A Bash-based automation tool to push Let's Encrypt certificates to HP OfficeJet 5200 Series printers (and compatible models).
This script bridges the gap between a standard Certbot setup and the HP Embedded Web Server (EWS). It takes an existing PEM certificate/key pair, packages them into a password-protected PFX (PKCS#12) file, authenticates to the printer, and uploads the certificate.
Before installing, ensure your environment meets the following requirements.
The script communicates with the printer via its Fully Qualified Domain Name (FQDN).
- DNS (Recommended): Ensure your local DNS server resolves the printer's hostname (e.g.,
printer.examle.com) to the printer's IP address. This ensures all clients on the network can verify the certificate. - Hosts File: Alternatively, add an entry to
/etc/hostson the machine running this script, though this is not recommended.
This script does not issue certificates. It installs certificates that you have already obtained.
- You must have
certbot(or another ACME client) running on this machine. - A valid certificate and private key must exist in a directory accessible by root (default:
/etc/letsencrypt/live/<PRINTER_FQDN>/). - Note: The script expects standard Let's Encrypt naming conventions (
fullchain.pemandprivkey.pem).
-
Clone the repository:
git clone https://github.com/chriv/oj52xx-cert-installer.git cd oj52xx-cert-installer -
Configure credentials: Copy the sample configuration file and edit it to match your environment.

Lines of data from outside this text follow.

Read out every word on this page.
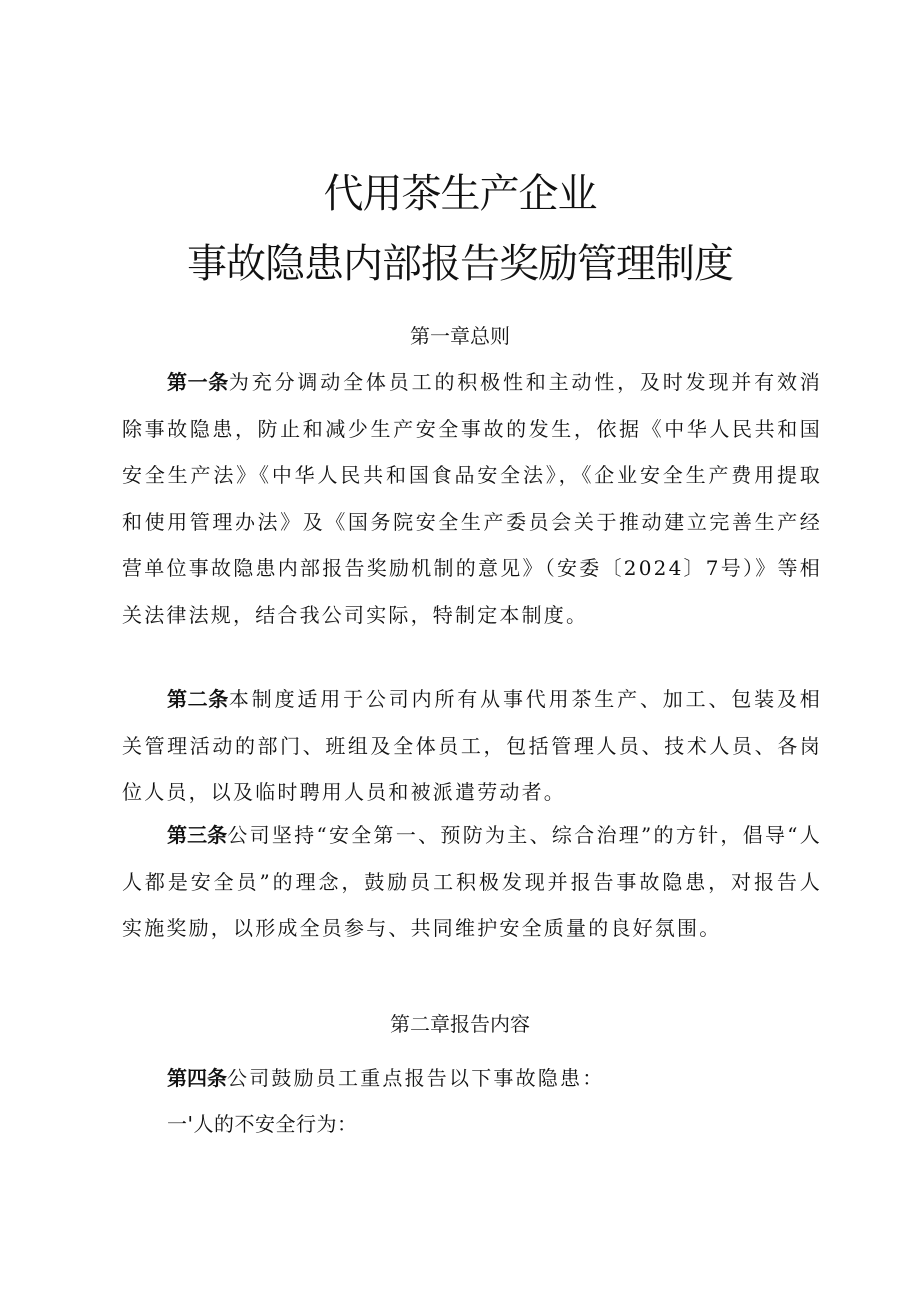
代用茶生产企业
事故隐患内部报告奖励管理制度
第一章总则
第一条为充分调动全体员工的积极性和主动性，及时发现并有效消除事故隐患，防止和减少生产安全事故的发生，依据《中华人民共和国安全生产法》《中华人民共和国食品安全法》，《企业安全生产费用提取和使用管理办法》及《国务院安全生产委员会关于推动建立完善生产经营单位事故隐患内部报告奖励机制的意见》（安委〔2024〕7号）》等相关法律法规，结合我公司实际，特制定本制度。
第二条本制度适用于公司内所有从事代用茶生产、加工、包装及相关管理活动的部门、班组及全体员工，包括管理人员、技术人员、各岗位人员，以及临时聘用人员和被派遣劳动者。
第三条公司坚持“安全第一、预防为主、综合治理”的方针，倡导“人人都是安全员”的理念，鼓励员工积极发现并报告事故隐患，对报告人实施奖励，以形成全员参与、共同维护安全质量的良好氛围。
第二章报告内容
第四条公司鼓励员工重点报告以下事故隐患：
一'人的不安全行为：
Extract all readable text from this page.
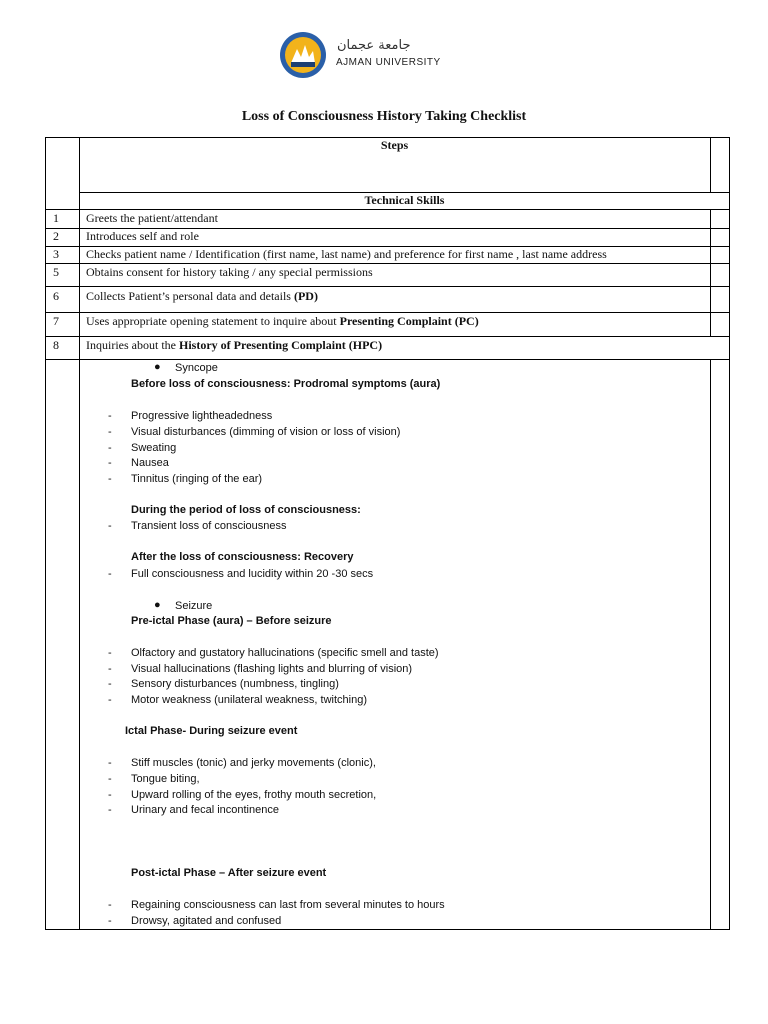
جامعة عجمان
AJMAN UNIVERSITY
Loss of Consciousness History Taking Checklist
Steps
Technical Skills
1 Greets the patient/attendant
2 Introduces self and role
3 Checks patient name / Identification (first name, last name) and preference for first name , last name address
5 Obtains consent for history taking / any special permissions
6 Collects Patient’s personal data and details (PD)
7 Uses appropriate opening statement to inquire about Presenting Complaint (PC)
8 Inquiries about the History of Presenting Complaint (HPC)
● Syncope
Before loss of consciousness: Prodromal symptoms (aura)
- Progressive lightheadedness
- Visual disturbances (dimming of vision or loss of vision)
- Sweating
- Nausea
- Tinnitus (ringing of the ear)
During the period of loss of consciousness:
- Transient loss of consciousness
After the loss of consciousness: Recovery
- Full consciousness and lucidity within 20 -30 secs
● Seizure
Pre-ictal Phase (aura) – Before seizure
- Olfactory and gustatory hallucinations (specific smell and taste)
- Visual hallucinations (flashing lights and blurring of vision)
- Sensory disturbances (numbness, tingling)
- Motor weakness (unilateral weakness, twitching)
Ictal Phase- During seizure event
- Stiff muscles (tonic) and jerky movements (clonic),
- Tongue biting,
- Upward rolling of the eyes, frothy mouth secretion,
- Urinary and fecal incontinence
Post-ictal Phase – After seizure event
- Regaining consciousness can last from several minutes to hours
- Drowsy, agitated and confused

cp config.env.sample config.env nano config.env
Configuration Variables:
PHOST: Printer hostname (e.g.,printer).PDOM: Printer domain (e.g.,example.com).PUSER: Printer admin username (usuallyadmin).PPASS: Printer admin password.LELIVE: Path to your certificate directory (default:/etc/letsencrypt/live).INSECURE: Set to 1 anytime the current printer certificate is expected to currently be invalid. Set to 0 if it's expected to be valid.DRY_RUN: Allows script/service to do all steps except upload the certificate package to the printer if set to 1.VERBOSE: Makes the curl command give verbose output for troubleshooting purposes.
-
Run the installer:
chmod +x setup.sh oj52xx-cert.sh sudo ./setup.sh
What the installer does:
- Forces an immediate "Insecure" run to install the certificate (bypassing any existing expired/self-signed cert errors on the printer).
- Installs the script to
/usr/local/bin/oj52xx-cert. - Installs the config to
/etc/oj52xx-cert/config.envwith restricted permissions (0600). - Enables a systemd timer to check/update the certificate weekly.
Automatic Updates: The systemd timer runs daily. It will generate a new ephemeral PFX file from your current Let's Encrypt files and push it to the printer.
Manual Run: To force a run immediately:
sudo systemctl start oj52xx-cert.serviceCheck Status & Logs:
systemctl status oj52xx-cert.service
journalctl -u oj52xx-cert.service- Root Privileges: The script requires root privileges because it must read the private keys in
/etc/letsencrypt/live/. - Secrets: The printer password is stored in
/etc/oj52xx-cert/config.env. This file is locked down (read/write by root only). - Temporary Files: The script generates a temporary PFX file and a cookie jar in
/tmpduring execution. These are created with restricted permissions (0600) and are deleted immediately upon completion.